Are we something like that when we age? No, I don’t think so. I can still keep track of a minute of time as well as younger people. Do you want me to come back and talk with you in about ten minutes? No problem. When I return we will both agree that it has been about ten minutes.

Then why has the last week and the past two months seemed to have passed by so quickly to this old guy I call me?

1 comment:

Katharyn said...

Please excuse me while I put on my anthropology geek hat.

According to an NPR report last fall, a global study was done where people of all ages in major cities were asked to stand with their eyes closed and let the scientist with the stop watch know when a minute was up. Across the board, people in their twenties marked 55, 60, 65 seconds; while people in their sixties and up noted 90 seconds (everyone inbetween varied). The theory being that as our interpretation of time slows with age, thus our perception of time quickens because we actually perceive there to be fewer minutes in a day.

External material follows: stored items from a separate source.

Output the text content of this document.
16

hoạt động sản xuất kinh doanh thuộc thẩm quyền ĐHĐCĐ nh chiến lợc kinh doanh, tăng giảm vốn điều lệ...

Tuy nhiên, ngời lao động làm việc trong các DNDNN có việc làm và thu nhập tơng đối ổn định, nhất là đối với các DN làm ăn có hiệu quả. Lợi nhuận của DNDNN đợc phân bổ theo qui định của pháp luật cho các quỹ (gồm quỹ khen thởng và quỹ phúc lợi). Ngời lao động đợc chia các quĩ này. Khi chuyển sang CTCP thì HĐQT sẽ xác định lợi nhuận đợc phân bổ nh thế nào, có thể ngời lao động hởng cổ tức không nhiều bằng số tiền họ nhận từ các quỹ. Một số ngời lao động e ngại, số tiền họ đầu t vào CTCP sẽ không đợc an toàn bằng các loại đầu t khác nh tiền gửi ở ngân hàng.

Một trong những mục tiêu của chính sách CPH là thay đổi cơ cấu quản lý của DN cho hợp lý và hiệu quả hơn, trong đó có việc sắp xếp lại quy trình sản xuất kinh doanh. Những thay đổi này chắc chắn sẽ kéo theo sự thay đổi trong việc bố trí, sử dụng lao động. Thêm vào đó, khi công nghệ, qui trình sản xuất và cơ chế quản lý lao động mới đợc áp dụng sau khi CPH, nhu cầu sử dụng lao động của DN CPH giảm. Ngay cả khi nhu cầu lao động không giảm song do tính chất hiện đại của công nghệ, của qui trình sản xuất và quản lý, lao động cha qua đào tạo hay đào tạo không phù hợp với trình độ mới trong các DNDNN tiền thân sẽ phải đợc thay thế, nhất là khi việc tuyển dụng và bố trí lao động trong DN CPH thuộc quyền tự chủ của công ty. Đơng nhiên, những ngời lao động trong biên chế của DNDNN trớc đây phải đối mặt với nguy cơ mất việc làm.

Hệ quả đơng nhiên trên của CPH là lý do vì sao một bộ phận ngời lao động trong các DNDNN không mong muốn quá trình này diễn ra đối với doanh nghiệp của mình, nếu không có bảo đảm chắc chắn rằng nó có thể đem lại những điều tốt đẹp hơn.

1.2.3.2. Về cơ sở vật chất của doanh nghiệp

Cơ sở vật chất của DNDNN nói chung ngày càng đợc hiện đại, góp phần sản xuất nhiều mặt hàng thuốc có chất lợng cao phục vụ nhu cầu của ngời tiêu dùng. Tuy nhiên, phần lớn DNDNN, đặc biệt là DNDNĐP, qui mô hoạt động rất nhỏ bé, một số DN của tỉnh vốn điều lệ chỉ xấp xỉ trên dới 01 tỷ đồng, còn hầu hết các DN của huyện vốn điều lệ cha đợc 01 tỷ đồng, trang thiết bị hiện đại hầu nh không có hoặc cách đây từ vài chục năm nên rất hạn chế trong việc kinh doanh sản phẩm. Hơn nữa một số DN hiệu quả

You say that you can tell when 10 minutes has past; well first what is the age group of those people who agree with you that 10 minutes has gone by; and secondly, as it is possible to know one time frame but not the other, can you truly tell when only one minute has past?

As a musician who knows that you can train your brain to memorize a length of time, since hearing this report I have wondered if you took someone who interprets 90 seconds to be a minute, and trained them to interpret what 60 seconds is (team work with a stop watch) would their perception of time slow back down?

Another theory is that our brain only creates long term memories from new stimuli (even special events like birthdays are sill old stimuli most of the time, because really how different is your birthday experience from year to year?), and after we have experiences more things our brain stops taking note, allowing time to “fly by”. – By this theory you could say that it’s not that time seems to speed up as we age, but that time is slowed when we’re younger (and taking note of EVERYTHING).

That said, I’m 26 and the last four years went past at the speed of light so… couldn’t tell ya.